The right-hander indeed missed the first three games of Western Australia's 2020-21 Marsh Sheffield Shield campaign and played only four of their eight matches for the season.

But, until this year just gone, it was his highest averaging season since the one in which he made his international debut against Pakistan in the Sydney New Year's Test in 2017.

He said his first goal coming into this summer was to get picked for the opening Shield match of the year, which he was, making 69 and 121 not out in a draw with South Australia.

Having just helped WA end a 23-year Sheffield Shield title drought, where he finished as the competition's third highest run scorer for the season, he topped of the summer by being crowed Western Australia's Laurie Sawle medallist as the state's best men's player of the year.

Cartwright punishes Vics with seventh first-class ton

And he credits a mindset similar to reborn Test star Usman Khawaja as being crucial to helping him resurrect his own stuttering career.

"I've taken a big leaf out of Usman Khawaja's book the way he's been going about it the last 12 to 24 months," Cartwright said.

"Whatever is in his control he accepts that and whatever is out of his control, he also accepts that.

"Since I've been dropped from the Australian team and being dropped from the state team, I've had my goals to try and achieve.

"I didn't think it would take as long as it has when I initially got dropped from the Australian team but it's all part of the journey."

He also credited his wife Tameka for the pivotal role she had played in creating a really positive support network.

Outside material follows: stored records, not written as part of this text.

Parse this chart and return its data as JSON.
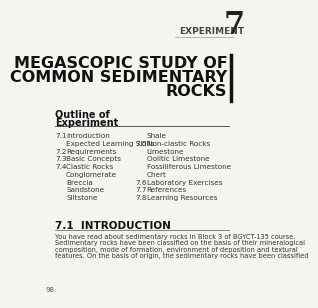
{
  "bg_color": "#f5f5f0",
  "experiment_label": "EXPERIMENT",
  "experiment_number": "7",
  "main_title_lines": [
    "MEGASCOPIC STUDY OF",
    "COMMON SEDIMENTARY",
    "ROCKS"
  ],
  "outline_title": "Outline of",
  "outline_subtitle": "Experiment",
  "toc_left": [
    [
      "7.1",
      "Introduction"
    ],
    [
      "",
      "Expected Learning Skills"
    ],
    [
      "7.2",
      "Requirements"
    ],
    [
      "7.3",
      "Basic Concepts"
    ],
    [
      "7.4",
      "Clastic Rocks"
    ],
    [
      "",
      "Conglomerate"
    ],
    [
      "",
      "Breccia"
    ],
    [
      "",
      "Sandstone"
    ],
    [
      "",
      "Siltstone"
    ]
  ],
  "toc_right": [
    [
      "",
      "Shale"
    ],
    [
      "7.5",
      "Non-clastic Rocks"
    ],
    [
      "",
      "Limestone"
    ],
    [
      "",
      "Oolitic Limestone"
    ],
    [
      "",
      "Fossiliferous Limestone"
    ],
    [
      "",
      "Chert"
    ],
    [
      "7.6",
      "Laboratory Exercises"
    ],
    [
      "7.7",
      "References"
    ],
    [
      "7.8",
      "Learning Resources"
    ]
  ],
  "section_title": "7.1  INTRODUCTION",
  "body_text": "You have read about sedimentary rocks in Block 3 of BGYCT-135 course.\nSedimentary rocks have been classified on the basis of their mineralogical\ncomposition, mode of formation, environment of deposition and textural\nfeatures. On the basis of origin, the sedimentary rocks have been classified",
  "page_number": "98"
}
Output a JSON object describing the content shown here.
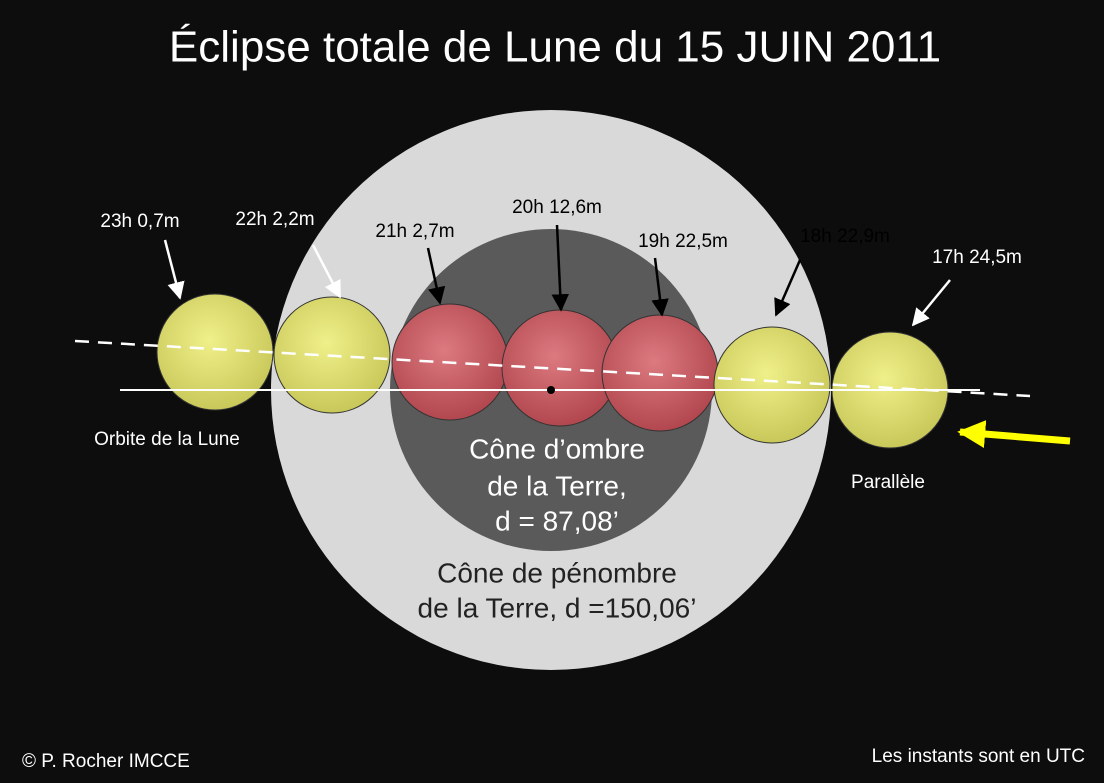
{
  "title": "Éclipse totale de Lune du 15 JUIN 2011",
  "positions": [
    {
      "label": "23h 0,7m"
    },
    {
      "label": "22h 2,2m"
    },
    {
      "label": "21h 2,7m"
    },
    {
      "label": "20h 12,6m"
    },
    {
      "label": "19h 22,5m"
    },
    {
      "label": "18h 22,9m"
    },
    {
      "label": "17h 24,5m"
    }
  ],
  "orbit_label": "Orbite de la Lune",
  "parallel_label": "Parallèle",
  "umbra_label": [
    "Cône d’ombre",
    "de la Terre,",
    "d = 87,08’"
  ],
  "penumbra_label": [
    "Cône de pénombre",
    "de la Terre, d =150,06’"
  ],
  "credit": "© P. Rocher IMCCE",
  "footer": "Les instants sont en UTC"
}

Drought broken! WA lift Shield title after 23-year wait

"She always has the answers, even when I've got no idea what they are," Cartwright said.

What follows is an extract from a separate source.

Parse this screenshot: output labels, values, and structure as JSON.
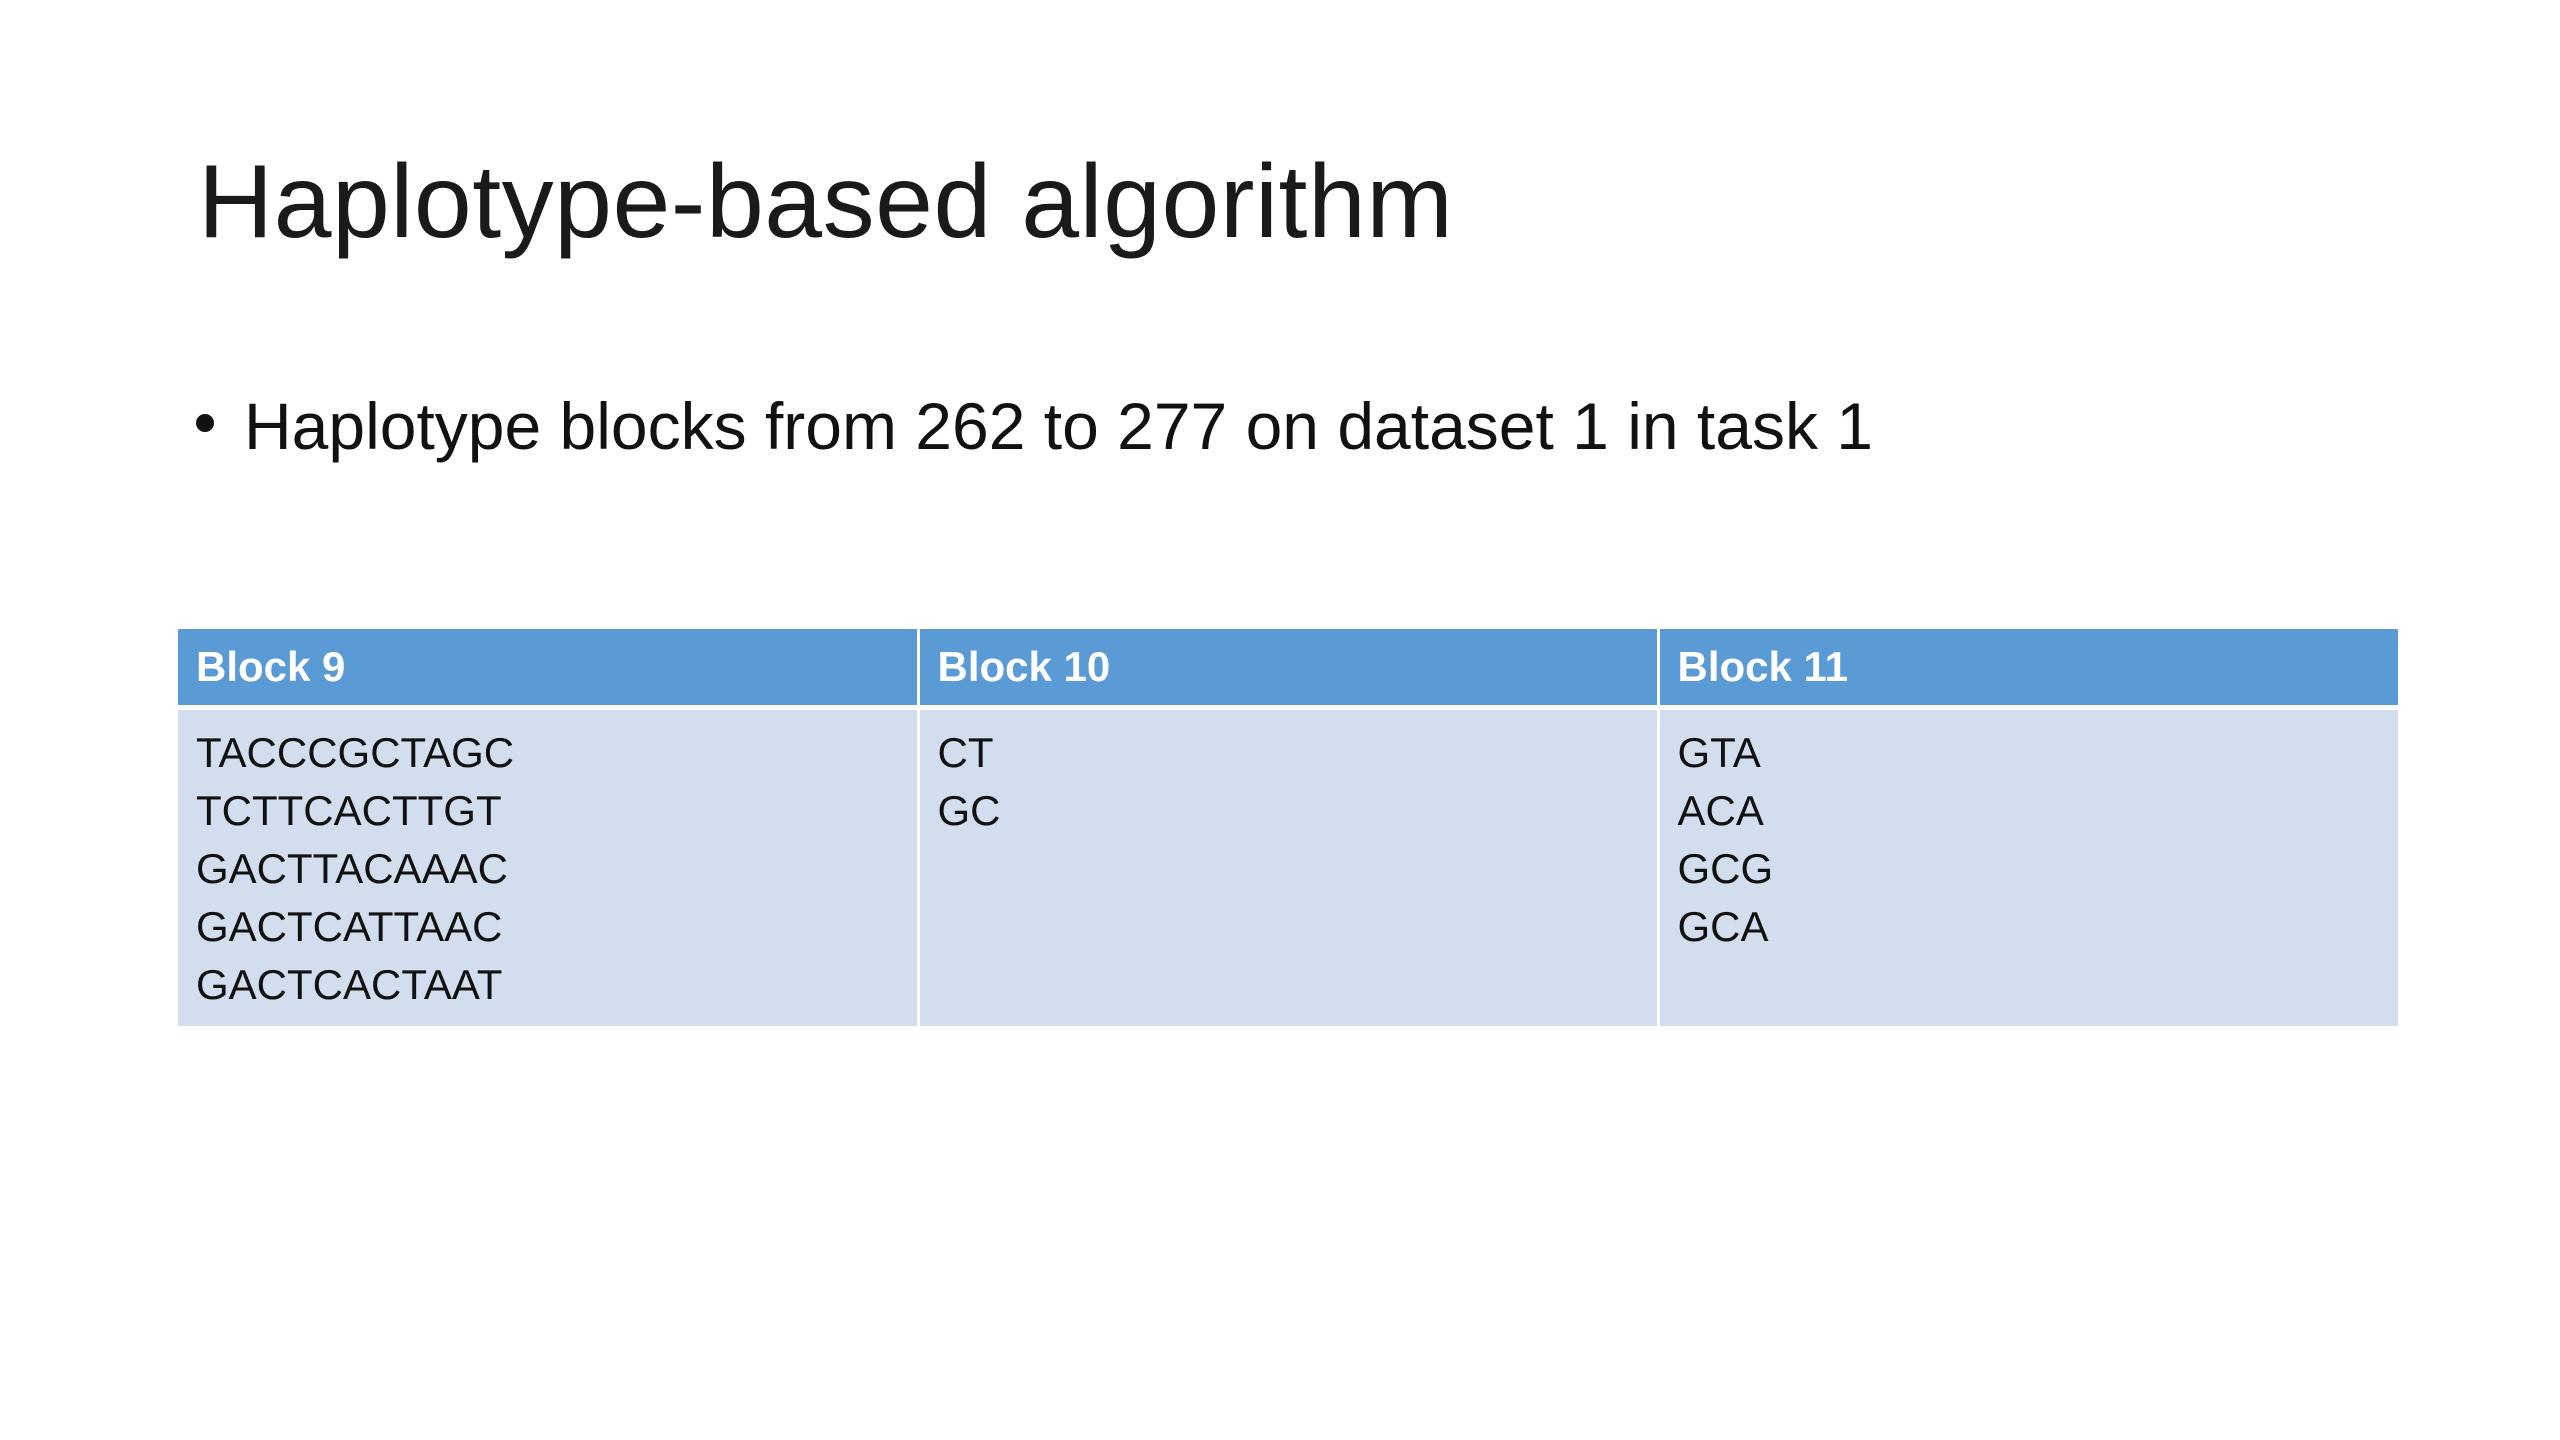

"I don't know how she does it, she's just got an amazing way of being able to listen really well and coming up with an answer that I didn't even think of but half the time it's right in front of my face.

"I've got a couple of really good mates in cricket (as well) so that makes it really beneficial that I can talk to them in detail around cricket and what I'm going through, and they've got a good understanding."

Cartwright said Khawaja was also his inspiration for an international comeback as well.

"Our head coach Adam Voges did something very similar, he debuted at the age of 33," he said.

"You can go through a long list of Australians, Chris Rogers as well is another one that did it, so I think for people who do get dropped from Australian sides always know that there's the possibility of making a comeback and Usman is just the freshest one on that list.

"It's (an Australian recall) definitely on my goal list, I've got a whole pile of them. But there's so much competition in Australian cricket at the moment.

"You don't have to look too far in the Ashes series and a new hero was born in Travis Head and he's such a good player.

"He's dominated the domestic circuit for the last three, four years so for me to get into that realm of things I need to start doing it for three to four years to put my name up in headlights like those guys have.

"My physical and my mental game is definitely a lot stronger now than what it was four or five years ago."

Cartwright has also just scored his first international franchise T20 contract after being picked up for the Oval Invincibles in Tuesday's Hundred draft.

"(You) don’t have to go far to see when things start to line up, you start to get other opportunities so I'm really grateful for that," he said.